Fig. 1: Illustrazione artistica della storia dell’universo                                                      Fonte: CERN


[1] Dottore di ricerca in fisica nucleare e subnucleare all’Università di Bologna. Dipendente dell’Istituto Nazionale di Fisica Nucleare, Sezione di Bologna. Coautore di libri di favole multietniche e di “Africa occidentale. Ritratto di un’Africa che cambia”, Pàtron, Bologna (2013). Coinvolto in esperimenti scientifici internazionali al Gran Sasso, Fermilab (USA) e CERN. Diacono permanente dal 2022. Iscritto alla Magistrale della FTER.

[2] S. W. Hawking, Dal big bang ai buchi neri, BUR Rizzoli, Milano 2020, 69.

[3] G. Tanzella-Niti, A. Strumia (a cura di), Dizionario interdisciplinare di scienza e fede, Urbaniana University Press e Città Nuova Editrice, Roma 2002, vol1, 267.

[4] G. Tanzella-Niti, A. Strumia (a cura di), Dizionario interdisciplinare di scienza e fede, vol1, 301.
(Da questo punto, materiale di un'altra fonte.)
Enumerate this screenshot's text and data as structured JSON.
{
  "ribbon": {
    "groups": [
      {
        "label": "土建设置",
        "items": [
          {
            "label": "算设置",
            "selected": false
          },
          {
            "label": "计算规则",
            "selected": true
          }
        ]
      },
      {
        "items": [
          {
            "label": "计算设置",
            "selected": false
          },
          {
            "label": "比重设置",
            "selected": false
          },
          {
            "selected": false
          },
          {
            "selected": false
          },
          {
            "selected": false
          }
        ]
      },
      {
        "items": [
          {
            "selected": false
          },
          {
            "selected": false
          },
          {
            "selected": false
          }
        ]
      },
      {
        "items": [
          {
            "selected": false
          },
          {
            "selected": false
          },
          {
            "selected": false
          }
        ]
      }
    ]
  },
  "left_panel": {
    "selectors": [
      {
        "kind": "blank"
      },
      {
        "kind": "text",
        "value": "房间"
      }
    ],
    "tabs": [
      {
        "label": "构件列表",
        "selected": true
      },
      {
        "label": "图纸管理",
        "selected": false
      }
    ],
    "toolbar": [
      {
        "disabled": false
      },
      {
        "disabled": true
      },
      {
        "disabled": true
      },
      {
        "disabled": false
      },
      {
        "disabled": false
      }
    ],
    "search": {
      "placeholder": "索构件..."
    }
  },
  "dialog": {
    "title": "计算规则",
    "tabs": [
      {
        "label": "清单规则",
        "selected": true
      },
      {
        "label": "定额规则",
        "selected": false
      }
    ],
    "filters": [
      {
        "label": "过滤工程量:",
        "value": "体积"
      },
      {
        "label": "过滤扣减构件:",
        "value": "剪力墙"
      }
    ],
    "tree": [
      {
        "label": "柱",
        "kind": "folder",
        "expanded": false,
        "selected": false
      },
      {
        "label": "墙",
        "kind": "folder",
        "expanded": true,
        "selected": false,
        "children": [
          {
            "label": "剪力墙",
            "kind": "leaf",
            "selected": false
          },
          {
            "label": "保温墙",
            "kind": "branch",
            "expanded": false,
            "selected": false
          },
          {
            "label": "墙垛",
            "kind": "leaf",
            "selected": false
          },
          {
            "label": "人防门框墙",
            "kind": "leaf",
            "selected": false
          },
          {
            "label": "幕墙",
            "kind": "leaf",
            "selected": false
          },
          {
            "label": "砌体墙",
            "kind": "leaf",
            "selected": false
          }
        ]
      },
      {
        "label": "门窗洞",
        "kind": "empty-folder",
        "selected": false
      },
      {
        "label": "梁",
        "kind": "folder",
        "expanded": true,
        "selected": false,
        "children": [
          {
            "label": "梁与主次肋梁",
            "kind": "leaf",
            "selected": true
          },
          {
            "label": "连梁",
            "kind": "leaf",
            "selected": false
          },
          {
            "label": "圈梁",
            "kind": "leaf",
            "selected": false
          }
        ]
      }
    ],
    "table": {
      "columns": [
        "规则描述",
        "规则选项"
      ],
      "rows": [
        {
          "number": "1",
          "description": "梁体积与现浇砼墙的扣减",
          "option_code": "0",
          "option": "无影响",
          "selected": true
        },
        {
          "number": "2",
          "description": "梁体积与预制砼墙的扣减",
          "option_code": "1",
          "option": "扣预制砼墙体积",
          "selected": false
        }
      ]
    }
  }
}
[5] M. Eliade, I. P. Couliano (a cura di), Dizionario dei simboli, Jaca Book, Milano 2017, 100.

[6] S. W. Hawking, Dal big bang ai buchi neri, 18.
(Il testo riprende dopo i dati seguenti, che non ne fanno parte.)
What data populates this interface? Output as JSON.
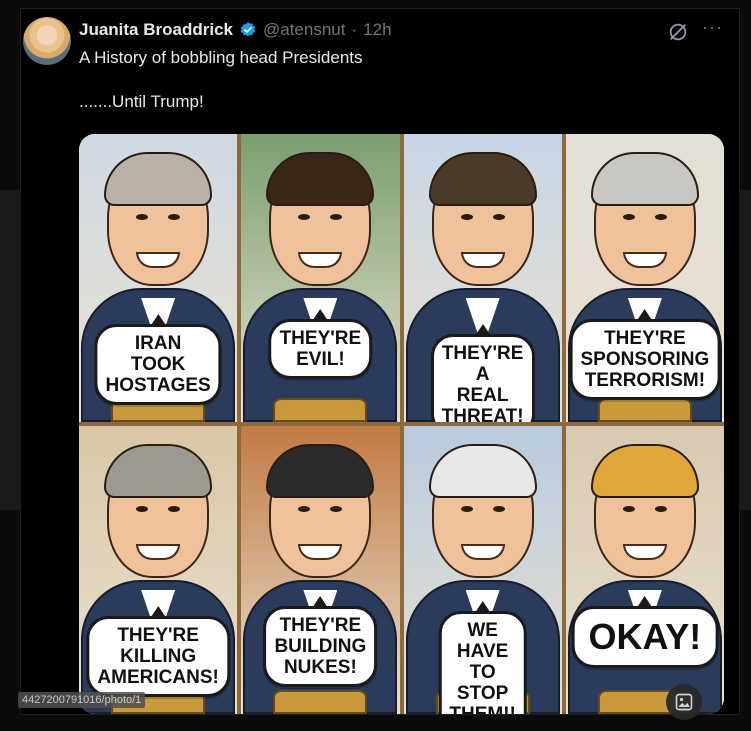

[7] S. W. Hawking, R. Penrose, The singularities of gravitational collapse and cosmology, Proc. Roy. Soc. Lond. A. 314, 529-548 (1970).

[8] S. W. Hawking, Dal big bang ai buchi neri, 70.

[9] S. W. Hawking, Dal big bang ai buchi neri, 141.

[10] S. W. Hawking, Dal big bang ai buchi neri, 21.

[11] A. Zichichi, Perché io credo in Colui che ha fatto il mondo. Tra fede e scienza, Il Saggiatore, Ed. Mondolibri, Milano 1999, 151.

[12] S. W. Hawking, Dal big bang ai buchi neri, 204.

[13] G. Tanzella-Niti, A. Strumia (a cura di), Dizionario interdisciplinare di scienza e fede, vol2, 1369.

[14] J. C. Polkinghorne, Quark, caos e cristianesimo.  Domande a scienza e fede, Claudiana Editrice, Torino 1997, 24.

[15] Giovanni Paolo II, Fides et Ratio, I rapporti tra fede e ragione, Piemme, Casale Monferrato (AL), 1998, 47.